Does that sound strange? Of course it does. Everything is, though, isn’t it?

Upon the blackboard, in the soup of numbers I left there in my sleep, I saw poetry . . . but it wasn’t the straightforward kind that makes cheap rhymes about the beauty of a woman or the freshness of spring. This poem is talking its way around something else. “Interference,” I said. Maybe “resistance” is a better way to put it.

But resistance to whom? To me? To Chapelwood?

I made myself a pot of coffee and pulled up a chair. I retrieved a pair of reading glasses I don’t often need from the top drawer, and I leaned forward with my face so close to the board that my breath left brief puffs of fog upon it.

I took it all in, and I let myself detach away from it . . . I closed my eyes and let my attention distance itself, in a faint approximation (or a reaching toward) of that mesmerized state which prompted me to produce the numbers in the first place.
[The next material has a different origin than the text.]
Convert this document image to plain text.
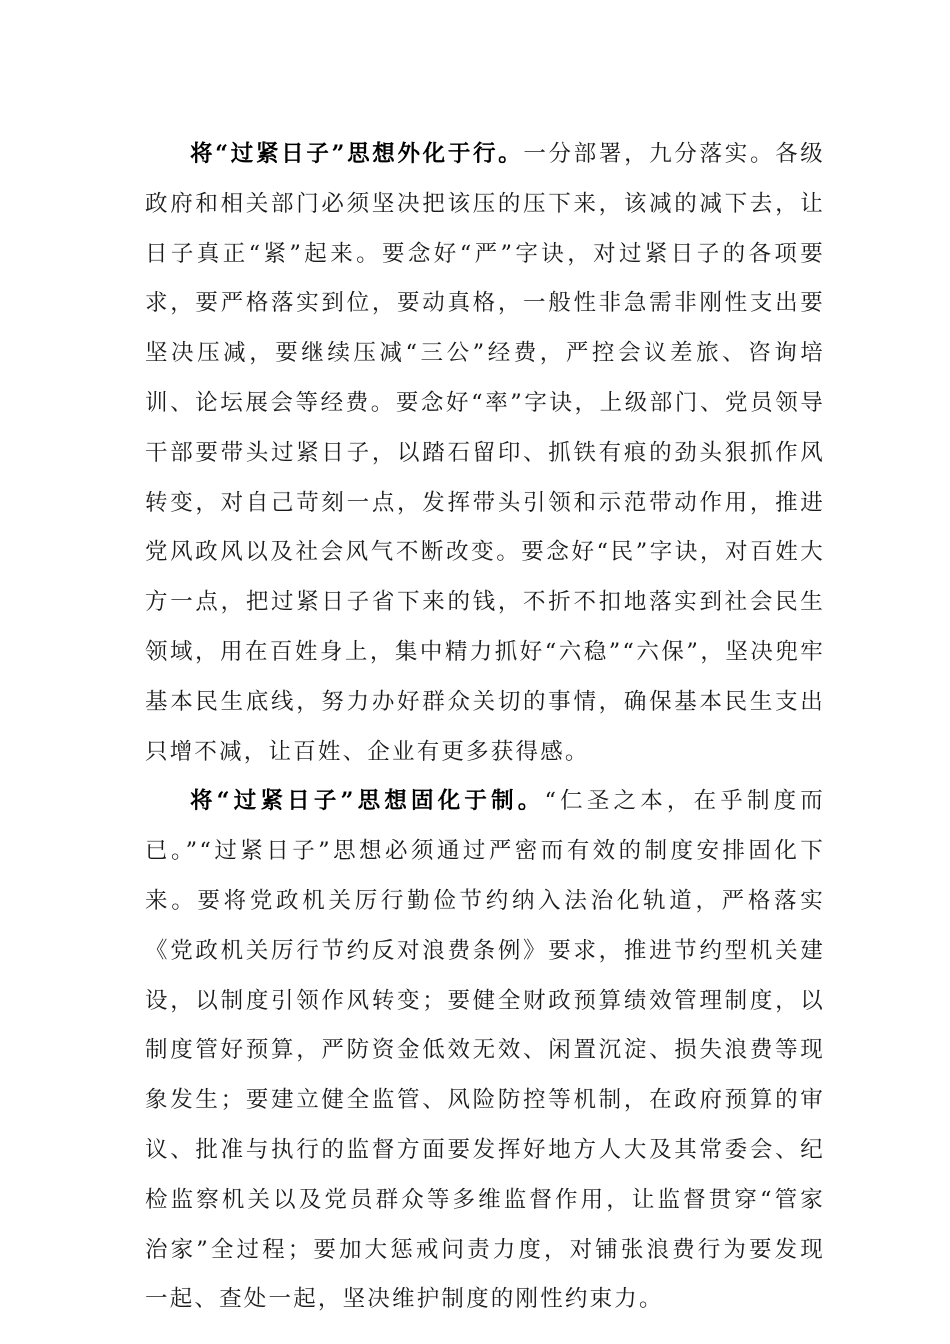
将“过紧日子”思想外化于行。一分部署，九分落实。各级政府和相关部门必须坚决把该压的压下来，该减的减下去，让日子真正“紧”起来。要念好“严”字诀，对过紧日子的各项要求，要严格落实到位，要动真格，一般性非急需非刚性支出要坚决压减，要继续压减“三公”经费，严控会议差旅、咨询培训、论坛展会等经费。要念好“率”字诀，上级部门、党员领导干部要带头过紧日子，以踏石留印、抓铁有痕的劲头狠抓作风转变，对自己苛刻一点，发挥带头引领和示范带动作用，推进党风政风以及社会风气不断改变。要念好“民”字诀，对百姓大方一点，把过紧日子省下来的钱，不折不扣地落实到社会民生领域，用在百姓身上，集中精力抓好“六稳”“六保”，坚决兜牢基本民生底线，努力办好群众关切的事情，确保基本民生支出只增不减，让百姓、企业有更多获得感。

将“过紧日子”思想固化于制。“仁圣之本，在乎制度而已。”“过紧日子”思想必须通过严密而有效的制度安排固化下来。要将党政机关厉行勤俭节约纳入法治化轨道，严格落实《党政机关厉行节约反对浪费条例》要求，推进节约型机关建设，以制度引领作风转变；要健全财政预算绩效管理制度，以制度管好预算，严防资金低效无效、闲置沉淀、损失浪费等现象发生；要建立健全监管、风险防控等机制，在政府预算的审议、批准与执行的监督方面要发挥好地方人大及其常委会、纪检监察机关以及党员群众等多维监督作用，让监督贯穿“管家治家”全过程；要加大惩戒问责力度，对铺张浪费行为要发现一起、查处一起，坚决维护制度的刚性约束力。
I retreated, trying to see the bigger picture instead of just the individual numbers, statistics, and symbols.

When I blinked myself back to alertness, I felt only a sense that I was no longer alone in my fight . . . but that it might not be a good thing, and I couldn’t understand why. The thought of an ally thrilled and delighted me! But it neither thrilled nor delighted the universe, so far as I could tell.